Immunotherapy Combination Sparks a Response in Melanoma Brain Metastases
The combination of the immunotherapies Opdivo (nivolumab) and Yervoy (ipilimumab) sparked a response in nearly half of asymptomatic patients with melanoma brain metastases who had not received prior local therapy to the brain.
BY Danielle Bucco
PUBLISHED October 23, 2017
The combination of the immunotherapies Opdivo (nivolumab) and Yervoy (ipilimumab) sparked a response in nearly half of asymptomatic patients with melanoma brain metastases who had not received prior local therapy to the brain, according to the updated findings of the phase 2 ABC trial presented at the 2017 World Congress of Melanoma in Brisbane, Australia.
The study’s main aim was to measure the responses that occurred within the skulls of these patients. This is known as the intracranial response (ICR) rate, which reached 46 percent.
The drugs that were combined in the study are in a family of immunotherapy drugs called checkpoint inhibitors, which are approved to treat a range of cancer types. These drugs target and disable proteins in the body that normally keep the immune system from going into overdrive. This takes the brakes off the immune system so it will be more likely to recognize and fight cancer. Opdivo targets the protein PD-1. Yervoy targets the protein CTLA-4.
“Nivolumab combined with ipilimumab, or nivolumab alone, have activity in active, asymptomatic melanoma brain metastases without prior local therapy. Activity is higher when nivolumab and ipilimumab are given up front,” meaning that they are the first regimen administered to treat brain metastases, said Alexander Menzies, M.D., of the University of Sydney.
The ABC trial enrolled 76 patients whose active melanoma brain metastases included at least one brain lesion greater than or equal to 5 mm but less than 40 mm. Additionally, patients had to have an ECOG performance status of 0 to 2, meaning that they well enough to independently carry out most activities of daily life. Patients who had previously taken immunotherapies that targeted PD-1, PD-L1 or CTLA-4 were excluded from the trial, as were those who had serious autoimmune disease. Those who had previously taken drugs that targeted mutations to the BRAF or MEK genes were eligible to participate.
There were three arms in the study. The first cohort (A) included 35 patients who received Opdivo plus Yervoy every three weeks for four cycles, followed by Opdivo monotherapy every two weeks. The second cohort (B) included 25 patients randomized to Opdivo at a standard approved schedule. The third exploratory cohort of patients (C) included 16 who had undergone previous local treatment to the brain, or who had leptomeningeal disease, meaning that metastases had reached the innermost layers of tissue covering the brain. These patients were treated with Opdivo and could also receive the steroid prednisone.
The primary endpoint of the study was ICR. Secondary endpoints included extracranial response rate (ERR), meaning response outside the skull; overall response rate; progression-free survival (PFS); overall survival; and safety. All data had been collected as of August 28, 2017. Patients were followed for a median 17 months.
Cohort A experienced a 46 percent ICR rate, including a complete response (CR) rate of 17 percent. Cohort B had an ICR rate of 20 percent, including a CR rate of 12 percent. The ICR rate in cohort C was 6 percent. The median duration of response had not yet been established at the time the results were reported. The ERR was 57 percent in cohort A, 29 percent in cohort B and 29 percent in cohort C.

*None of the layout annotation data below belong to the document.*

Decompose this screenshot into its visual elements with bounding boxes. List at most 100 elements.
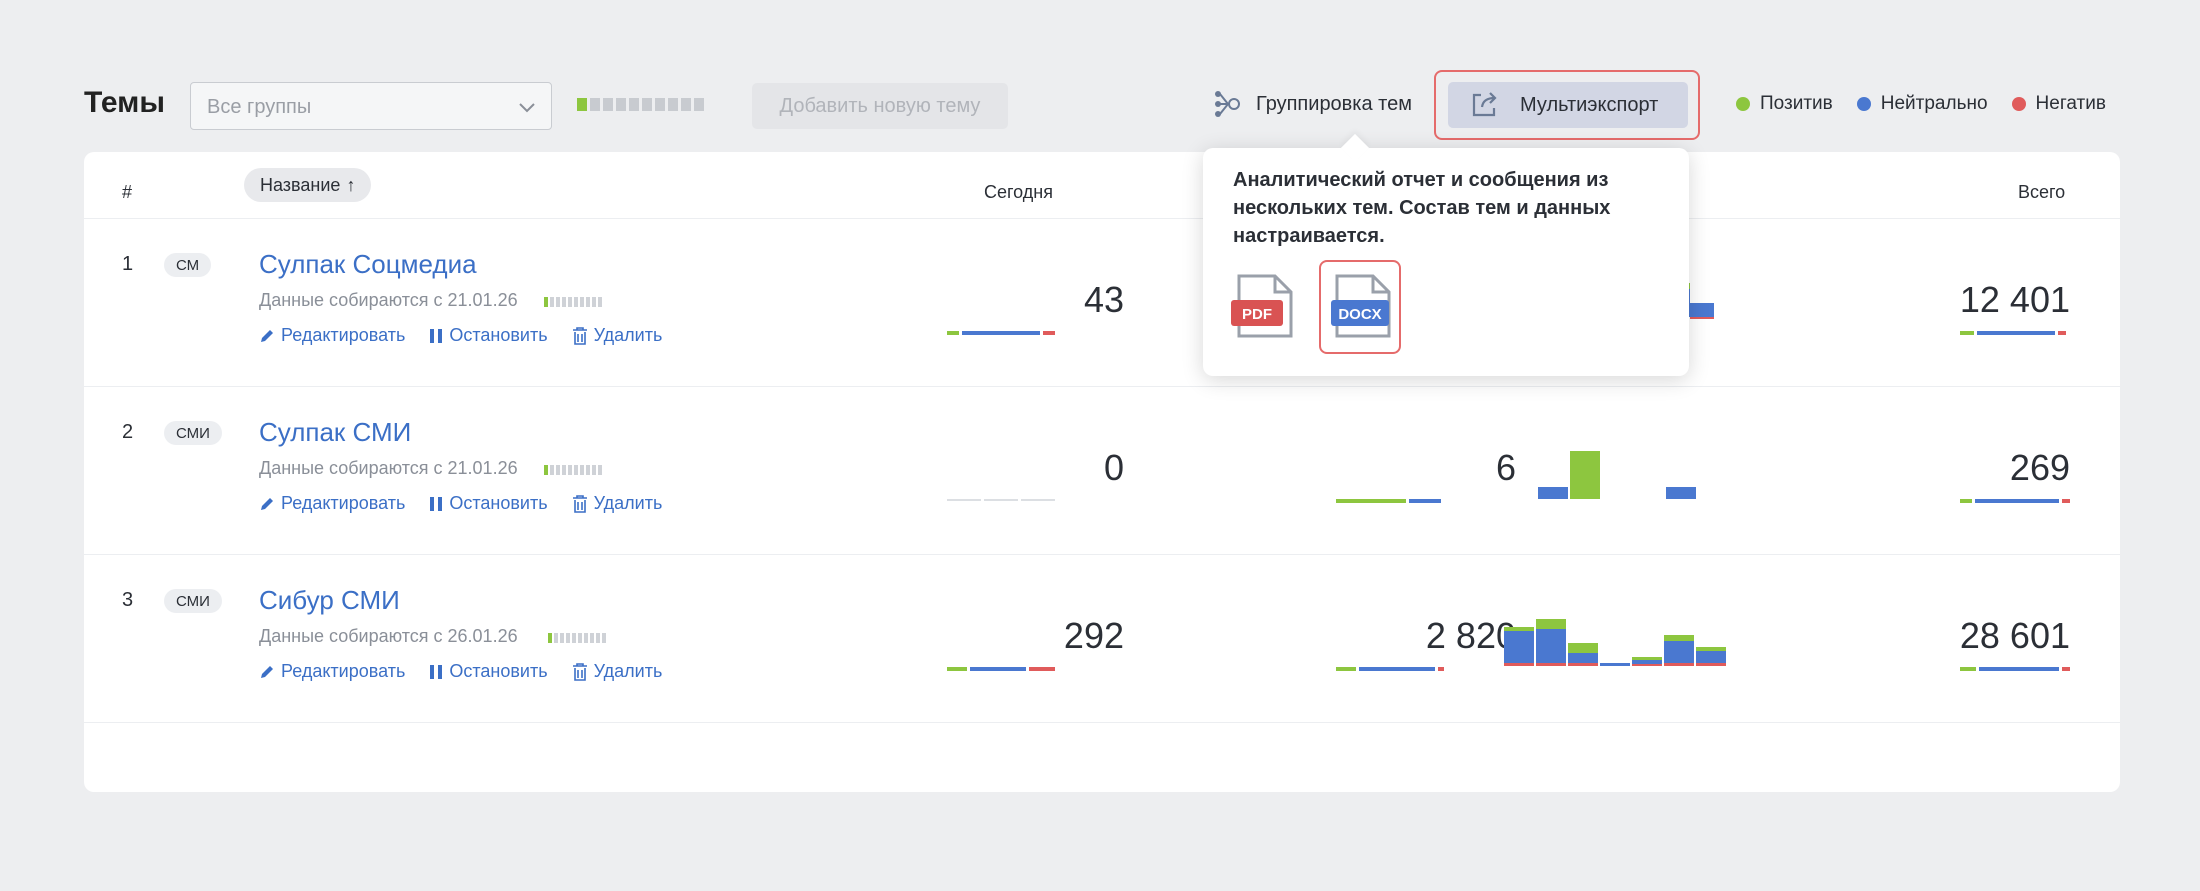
week-count: 6 bbox=[1495, 447, 1516, 488]
stop-label: Остановить bbox=[449, 325, 548, 345]
trash-icon bbox=[572, 326, 587, 345]
table-row: 3 СМИ Сибур СМИ Данные собираются с 26.0… bbox=[84, 554, 2120, 723]
row-actions: Редактировать Остановить Удалить bbox=[259, 493, 662, 514]
weekly-chart bbox=[1538, 451, 1696, 499]
docx-export-icon[interactable]: DOCX bbox=[1329, 272, 1395, 340]
multiexport-popover: Аналитический отчет и сообщения из неско… bbox=[1203, 133, 1689, 376]
stop-button[interactable]: Остановить bbox=[429, 661, 548, 682]
weekly-chart bbox=[1504, 619, 1726, 666]
multiexport-button[interactable]: Мультиэкспорт bbox=[1448, 82, 1688, 128]
column-header-today[interactable]: Сегодня bbox=[984, 182, 1053, 203]
edit-label: Редактировать bbox=[281, 493, 406, 513]
stop-label: Остановить bbox=[449, 661, 548, 681]
row-number: 3 bbox=[122, 589, 134, 611]
add-topic-button[interactable]: Добавить новую тему bbox=[752, 83, 1008, 129]
pencil-icon bbox=[261, 497, 273, 510]
today-sentiment-bar bbox=[947, 667, 1055, 671]
legend-label: Негатив bbox=[2035, 93, 2106, 114]
total-count: 12 401 bbox=[1959, 279, 2070, 320]
delete-label: Удалить bbox=[593, 325, 663, 345]
collection-start-date: Данные собираются с 21.01.26 bbox=[259, 290, 518, 310]
negative-dot bbox=[2011, 97, 2026, 111]
week-count: 2 820 bbox=[1425, 615, 1516, 656]
delete-label: Удалить bbox=[593, 493, 663, 513]
column-header-name[interactable]: Название ↑ bbox=[244, 168, 372, 202]
delete-button[interactable]: Удалить bbox=[572, 661, 663, 682]
edit-button[interactable]: Редактировать bbox=[259, 325, 405, 346]
topic-activity-indicator bbox=[548, 633, 606, 643]
topic-quota-indicator bbox=[577, 98, 704, 111]
stop-button[interactable]: Остановить bbox=[429, 325, 548, 346]
legend-label: Нейтрально bbox=[1880, 93, 1988, 114]
pdf-export-icon[interactable]: PDF bbox=[1231, 272, 1297, 340]
legend-positive: Позитив bbox=[1736, 93, 1833, 115]
row-actions: Редактировать Остановить Удалить bbox=[259, 661, 662, 682]
legend-negative: Негатив bbox=[2011, 93, 2106, 115]
pause-icon bbox=[430, 328, 443, 343]
column-header-number: # bbox=[122, 182, 133, 202]
table-row bbox=[84, 722, 2120, 891]
row-number: 2 bbox=[122, 421, 134, 443]
edit-button[interactable]: Редактировать bbox=[259, 661, 405, 682]
edit-label: Редактировать bbox=[281, 661, 406, 681]
column-name-label: Название bbox=[260, 174, 341, 195]
collection-start-date: Данные собираются с 21.01.26 bbox=[259, 458, 518, 478]
table-row: 2 СМИ Сулпак СМИ Данные собираются с 21.… bbox=[84, 386, 2120, 555]
stop-button[interactable]: Остановить bbox=[429, 493, 548, 514]
delete-button[interactable]: Удалить bbox=[572, 493, 663, 514]
grouping-label: Группировка тем bbox=[1256, 92, 1412, 115]
today-sentiment-bar bbox=[947, 331, 1055, 335]
grouping-icon bbox=[1215, 91, 1240, 117]
trash-icon bbox=[572, 494, 587, 513]
multiexport-label: Мультиэкспорт bbox=[1520, 93, 1659, 116]
topic-name-link[interactable]: Сулпак СМИ bbox=[259, 417, 411, 448]
total-count: 269 bbox=[2009, 447, 2070, 488]
today-count: 43 bbox=[1083, 279, 1124, 320]
sort-ascending-icon: ↑ bbox=[346, 174, 356, 195]
toolbar: Темы Все группы Добавить новую тему Груп… bbox=[0, 0, 2200, 150]
weekly-chart bbox=[1684, 283, 1714, 319]
column-header-total[interactable]: Всего bbox=[2018, 182, 2065, 203]
positive-dot bbox=[1736, 97, 1750, 111]
collection-start-date: Данные собираются с 26.01.26 bbox=[259, 626, 518, 646]
popover-description: Аналитический отчет и сообщения из неско… bbox=[1233, 169, 1611, 247]
total-sentiment-bar bbox=[1960, 667, 2070, 671]
legend-label: Позитив bbox=[1760, 93, 1833, 114]
pdf-label: PDF bbox=[1242, 306, 1272, 323]
group-select-value: Все группы bbox=[207, 96, 312, 118]
topic-name-link[interactable]: Сулпак Соцмедиа bbox=[259, 249, 477, 280]
trash-icon bbox=[572, 662, 587, 681]
topics-table: # Название ↑ Сегодня Всего 1 СМ Сулпак С… bbox=[84, 152, 2120, 792]
edit-label: Редактировать bbox=[281, 325, 406, 345]
chevron-down-icon bbox=[519, 103, 535, 113]
total-sentiment-bar bbox=[1960, 499, 2070, 503]
row-actions: Редактировать Остановить Удалить bbox=[259, 325, 662, 346]
stop-label: Остановить bbox=[449, 493, 548, 513]
group-select[interactable]: Все группы bbox=[190, 82, 552, 130]
topic-type-badge: СМ bbox=[164, 253, 212, 277]
pause-icon bbox=[430, 664, 443, 679]
topic-type-badge: СМИ bbox=[164, 589, 222, 613]
delete-label: Удалить bbox=[593, 661, 663, 681]
sentiment-legend: Позитив Нейтрально Негатив bbox=[1736, 93, 2106, 115]
today-sentiment-bar bbox=[947, 499, 1055, 503]
pause-icon bbox=[430, 496, 443, 511]
table-row: 1 СМ Сулпак Соцмедиа Данные собираются с… bbox=[84, 218, 2120, 387]
delete-button[interactable]: Удалить bbox=[572, 325, 663, 346]
total-count: 28 601 bbox=[1959, 615, 2070, 656]
week-sentiment-bar bbox=[1336, 499, 1441, 503]
topic-type-badge: СМИ bbox=[164, 421, 222, 445]
docx-label: DOCX bbox=[1338, 306, 1381, 323]
topic-name-link[interactable]: Сибур СМИ bbox=[259, 585, 400, 616]
legend-neutral: Нейтрально bbox=[1856, 93, 1988, 115]
topic-activity-indicator bbox=[544, 297, 602, 307]
export-icon bbox=[1472, 92, 1497, 117]
pencil-icon bbox=[261, 665, 273, 678]
row-number: 1 bbox=[122, 253, 134, 275]
page-title: Темы bbox=[84, 86, 165, 119]
topic-activity-indicator bbox=[544, 465, 602, 475]
edit-button[interactable]: Редактировать bbox=[259, 493, 405, 514]
grouping-button[interactable]: Группировка тем bbox=[1212, 90, 1412, 118]
neutral-dot bbox=[1856, 97, 1871, 111]
week-sentiment-bar bbox=[1336, 667, 1444, 671]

The median intracranial PFS rate had not yet been reached at the time results were announced. The six-month intracranial PFS rate was 53 percent for cohort A and 20 percent for cohort B. The median extracranial PFS was 13.8 months for cohort A, 2.6 months for cohort B and 2.6 months for cohort C, with six-month PFS rates of 51 percent, 35 percent and 19 percent, respectively. The median OS had not been reached. The six-month OS rate was 78 percent in cohort A, 68 percent for cohort B and 44 percent in cohort C.
Treatment-related side effects were experienced by 94 percent of patients in cohort A, 68 percent in cohort B and 50 percent in cohort C. Treatment-related serious or severe side effects were experienced by 43 percent of patients in cohort A, 20 percent of those in cohort B and 6 percent of those in cohort C. Discontinuations of trial treatment due to side effects occurred in 9 percent, 4 percent and 0 percent of patients in cohorts A, B and C, respectively. There were no new or unexpected toxicities compared with prior tests of the drugs, according to Menzies.
“Nivolumab combined with ipilimumab has high activity in melanoma brain metastases and may be considered for upfront therapy in such patients,” Menzies concluded. “A clinical trial adding radiotherapy for those who progressed early on with nivolumab and ipilimumab is planned.”